Argentina
A cattle ranch returned to wilderness where pumas now stalk guanaco herds freely.
Parque Nacional Patagonia in Santa Cruz Province was created from a former sheep estancia — 286,000 hectares of steppe that overgrazing had reduced to near-desert — and in the decade since its establishment, the guanacos have returned, the huemul deer are recovering, and the native coiron grassland is reasserting itself across terrain that the sheep had left bare. The restoration programme, managed by Rewilding Argentina, has documented a 70% increase in large mammal biomass in ten years. The landscape that is returning is what Patagonia looked like before European settlement.
Parque Nacional Patagonia covers 286,000 hectares in the Lago Buenos Aires and Perito Moreno departments of Santa Cruz Province, established in 2014 from former sheep estancias and expanded in 2018. The park is one of the most significant large-scale ecological restoration projects in the Americas — the removal of sheep and fencing, combined with active guanaco and puma management, has produced measurable recovery of the native Patagonian steppe ecosystem within a decade. The South Andean huemul deer (Hippocamelus bisulcus), classified as endangered by the IUCN and present in the park in critically small numbers, is the subject of an active monitoring programme. The park protects a section of the Pinturas River valley south of Cueva de las Manos, extending the rock art site's landscape protection into a broader ecosystem context.

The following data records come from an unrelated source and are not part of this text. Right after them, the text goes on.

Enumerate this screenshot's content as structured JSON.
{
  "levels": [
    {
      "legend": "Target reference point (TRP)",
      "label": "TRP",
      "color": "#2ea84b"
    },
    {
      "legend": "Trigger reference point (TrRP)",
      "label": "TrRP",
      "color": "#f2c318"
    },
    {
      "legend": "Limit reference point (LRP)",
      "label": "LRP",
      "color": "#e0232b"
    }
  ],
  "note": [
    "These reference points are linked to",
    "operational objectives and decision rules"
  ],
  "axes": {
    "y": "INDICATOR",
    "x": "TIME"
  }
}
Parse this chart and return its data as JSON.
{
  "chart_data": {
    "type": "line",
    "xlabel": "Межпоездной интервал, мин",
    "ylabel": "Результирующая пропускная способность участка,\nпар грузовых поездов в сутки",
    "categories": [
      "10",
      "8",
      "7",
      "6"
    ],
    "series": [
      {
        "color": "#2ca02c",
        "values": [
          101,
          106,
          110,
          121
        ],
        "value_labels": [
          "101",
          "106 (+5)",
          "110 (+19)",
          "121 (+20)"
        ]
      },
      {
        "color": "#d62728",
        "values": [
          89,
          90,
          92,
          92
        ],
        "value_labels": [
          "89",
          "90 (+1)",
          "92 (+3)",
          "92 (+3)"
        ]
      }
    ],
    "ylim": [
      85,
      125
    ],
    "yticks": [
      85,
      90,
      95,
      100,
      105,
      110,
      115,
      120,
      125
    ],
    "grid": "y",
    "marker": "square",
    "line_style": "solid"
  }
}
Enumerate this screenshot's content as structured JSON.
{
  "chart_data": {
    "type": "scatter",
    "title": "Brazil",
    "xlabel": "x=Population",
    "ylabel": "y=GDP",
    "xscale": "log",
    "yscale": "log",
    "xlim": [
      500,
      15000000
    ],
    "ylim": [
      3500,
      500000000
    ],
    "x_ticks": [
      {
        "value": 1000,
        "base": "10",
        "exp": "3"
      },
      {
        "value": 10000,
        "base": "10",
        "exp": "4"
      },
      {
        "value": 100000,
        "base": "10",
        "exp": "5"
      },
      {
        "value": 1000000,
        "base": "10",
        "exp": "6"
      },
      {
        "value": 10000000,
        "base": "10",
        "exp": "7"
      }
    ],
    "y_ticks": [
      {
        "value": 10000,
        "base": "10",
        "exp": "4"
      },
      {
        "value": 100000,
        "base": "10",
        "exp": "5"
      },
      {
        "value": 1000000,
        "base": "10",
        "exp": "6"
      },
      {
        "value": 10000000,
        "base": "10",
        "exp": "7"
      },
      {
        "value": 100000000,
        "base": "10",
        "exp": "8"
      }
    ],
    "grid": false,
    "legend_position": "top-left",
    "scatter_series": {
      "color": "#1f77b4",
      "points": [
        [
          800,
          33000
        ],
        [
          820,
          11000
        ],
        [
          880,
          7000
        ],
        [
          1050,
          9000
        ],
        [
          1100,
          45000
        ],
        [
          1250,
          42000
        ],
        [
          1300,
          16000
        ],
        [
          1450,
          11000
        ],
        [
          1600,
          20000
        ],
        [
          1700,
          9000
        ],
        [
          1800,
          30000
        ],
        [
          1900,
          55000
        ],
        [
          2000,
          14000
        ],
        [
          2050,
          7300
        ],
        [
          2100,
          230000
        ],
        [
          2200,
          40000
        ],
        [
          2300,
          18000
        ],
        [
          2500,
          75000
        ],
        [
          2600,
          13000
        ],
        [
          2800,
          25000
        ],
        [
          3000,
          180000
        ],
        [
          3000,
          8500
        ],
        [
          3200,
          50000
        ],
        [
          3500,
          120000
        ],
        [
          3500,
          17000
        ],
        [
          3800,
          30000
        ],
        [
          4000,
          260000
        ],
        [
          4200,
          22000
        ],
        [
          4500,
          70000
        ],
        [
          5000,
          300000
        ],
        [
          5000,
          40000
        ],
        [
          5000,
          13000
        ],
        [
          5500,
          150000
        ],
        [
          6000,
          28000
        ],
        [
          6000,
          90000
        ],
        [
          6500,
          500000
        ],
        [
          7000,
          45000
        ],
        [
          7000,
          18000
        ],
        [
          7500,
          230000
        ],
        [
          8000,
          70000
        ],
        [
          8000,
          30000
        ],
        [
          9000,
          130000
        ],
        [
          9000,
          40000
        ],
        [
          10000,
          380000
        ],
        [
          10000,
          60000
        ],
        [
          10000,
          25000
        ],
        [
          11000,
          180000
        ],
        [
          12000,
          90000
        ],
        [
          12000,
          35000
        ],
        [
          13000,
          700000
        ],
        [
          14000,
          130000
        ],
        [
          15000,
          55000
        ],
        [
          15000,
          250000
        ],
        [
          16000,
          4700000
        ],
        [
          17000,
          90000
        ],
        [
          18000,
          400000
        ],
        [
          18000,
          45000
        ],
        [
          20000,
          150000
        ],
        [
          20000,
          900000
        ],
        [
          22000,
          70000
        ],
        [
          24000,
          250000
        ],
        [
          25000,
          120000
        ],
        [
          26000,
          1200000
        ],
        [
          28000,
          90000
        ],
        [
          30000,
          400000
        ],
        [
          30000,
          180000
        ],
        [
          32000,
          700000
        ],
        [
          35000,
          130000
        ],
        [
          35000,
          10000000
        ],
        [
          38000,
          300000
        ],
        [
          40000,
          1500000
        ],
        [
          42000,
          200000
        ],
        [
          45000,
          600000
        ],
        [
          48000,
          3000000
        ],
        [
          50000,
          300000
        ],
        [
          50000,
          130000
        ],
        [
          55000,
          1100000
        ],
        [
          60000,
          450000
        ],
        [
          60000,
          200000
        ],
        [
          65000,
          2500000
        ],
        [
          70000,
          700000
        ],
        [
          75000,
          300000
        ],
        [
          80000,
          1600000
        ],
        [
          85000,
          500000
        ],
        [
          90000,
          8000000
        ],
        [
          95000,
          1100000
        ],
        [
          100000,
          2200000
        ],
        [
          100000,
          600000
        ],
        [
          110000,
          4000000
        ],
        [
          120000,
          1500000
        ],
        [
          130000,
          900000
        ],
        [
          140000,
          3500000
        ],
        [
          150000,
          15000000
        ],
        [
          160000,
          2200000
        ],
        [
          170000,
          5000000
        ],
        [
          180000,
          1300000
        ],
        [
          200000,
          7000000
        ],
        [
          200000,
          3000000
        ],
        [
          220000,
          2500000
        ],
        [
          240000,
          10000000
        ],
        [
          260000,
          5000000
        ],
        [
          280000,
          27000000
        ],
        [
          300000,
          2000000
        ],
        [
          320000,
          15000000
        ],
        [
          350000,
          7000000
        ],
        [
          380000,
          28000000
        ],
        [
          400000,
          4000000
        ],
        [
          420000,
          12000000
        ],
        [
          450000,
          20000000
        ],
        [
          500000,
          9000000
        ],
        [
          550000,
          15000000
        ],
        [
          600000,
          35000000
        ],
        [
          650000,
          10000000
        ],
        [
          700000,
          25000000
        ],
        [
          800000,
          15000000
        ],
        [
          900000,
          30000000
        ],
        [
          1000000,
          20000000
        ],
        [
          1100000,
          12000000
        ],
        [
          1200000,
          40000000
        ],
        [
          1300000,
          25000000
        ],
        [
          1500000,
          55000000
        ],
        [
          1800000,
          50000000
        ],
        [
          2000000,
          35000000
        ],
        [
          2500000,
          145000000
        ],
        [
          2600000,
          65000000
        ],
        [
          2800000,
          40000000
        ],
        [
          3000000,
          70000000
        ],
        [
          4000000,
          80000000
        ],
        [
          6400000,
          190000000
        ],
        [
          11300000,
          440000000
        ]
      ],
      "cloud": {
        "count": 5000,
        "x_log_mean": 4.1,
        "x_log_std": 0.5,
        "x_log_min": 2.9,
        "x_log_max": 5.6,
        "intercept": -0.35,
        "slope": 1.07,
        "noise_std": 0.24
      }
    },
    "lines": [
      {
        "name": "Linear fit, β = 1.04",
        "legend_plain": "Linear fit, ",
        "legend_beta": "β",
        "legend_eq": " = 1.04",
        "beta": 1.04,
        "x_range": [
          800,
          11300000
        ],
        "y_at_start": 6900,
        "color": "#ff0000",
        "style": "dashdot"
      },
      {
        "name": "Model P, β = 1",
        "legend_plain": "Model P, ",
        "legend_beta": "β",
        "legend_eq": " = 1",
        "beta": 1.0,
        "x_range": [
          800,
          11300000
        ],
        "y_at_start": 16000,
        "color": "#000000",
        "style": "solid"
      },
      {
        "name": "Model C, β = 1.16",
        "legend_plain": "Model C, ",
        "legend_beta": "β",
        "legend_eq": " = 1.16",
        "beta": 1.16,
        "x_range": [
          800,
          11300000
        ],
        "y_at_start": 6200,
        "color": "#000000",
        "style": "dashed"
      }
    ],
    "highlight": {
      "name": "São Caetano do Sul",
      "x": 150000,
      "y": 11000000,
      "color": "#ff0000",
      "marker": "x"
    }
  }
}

The former estancia infrastructure has been converted to visitor facilities without significant architectural modification.
Solo
Parque Nacional Patagonia is where you go to understand what Patagonia is recovering toward — the landscape of returning guanacos, native grasses reasserting over eroded soil, and the slowly rebuilding ecosystem that European sheep ranching spent a century dismantling. The trails through the former estancia lands are uncrowded and the wildlife encounters are genuine.
Couple
The park's combination of restored steppe landscapes, the Río Pinturas canyon, and proximity to Cueva de las Manos makes it the correct complement to the rock art site — two days in this landscape covering both geological deep time (the hand paintings) and ecological recovery time (the guanaco return) produces a complete Patagonian story.
Guanaco charqui and calafate berry jam sustain multi-day treks through rewilded steppe.
Lodge kitchens serve organic lamb from neighbouring estancias with wild herbs foraged on the property.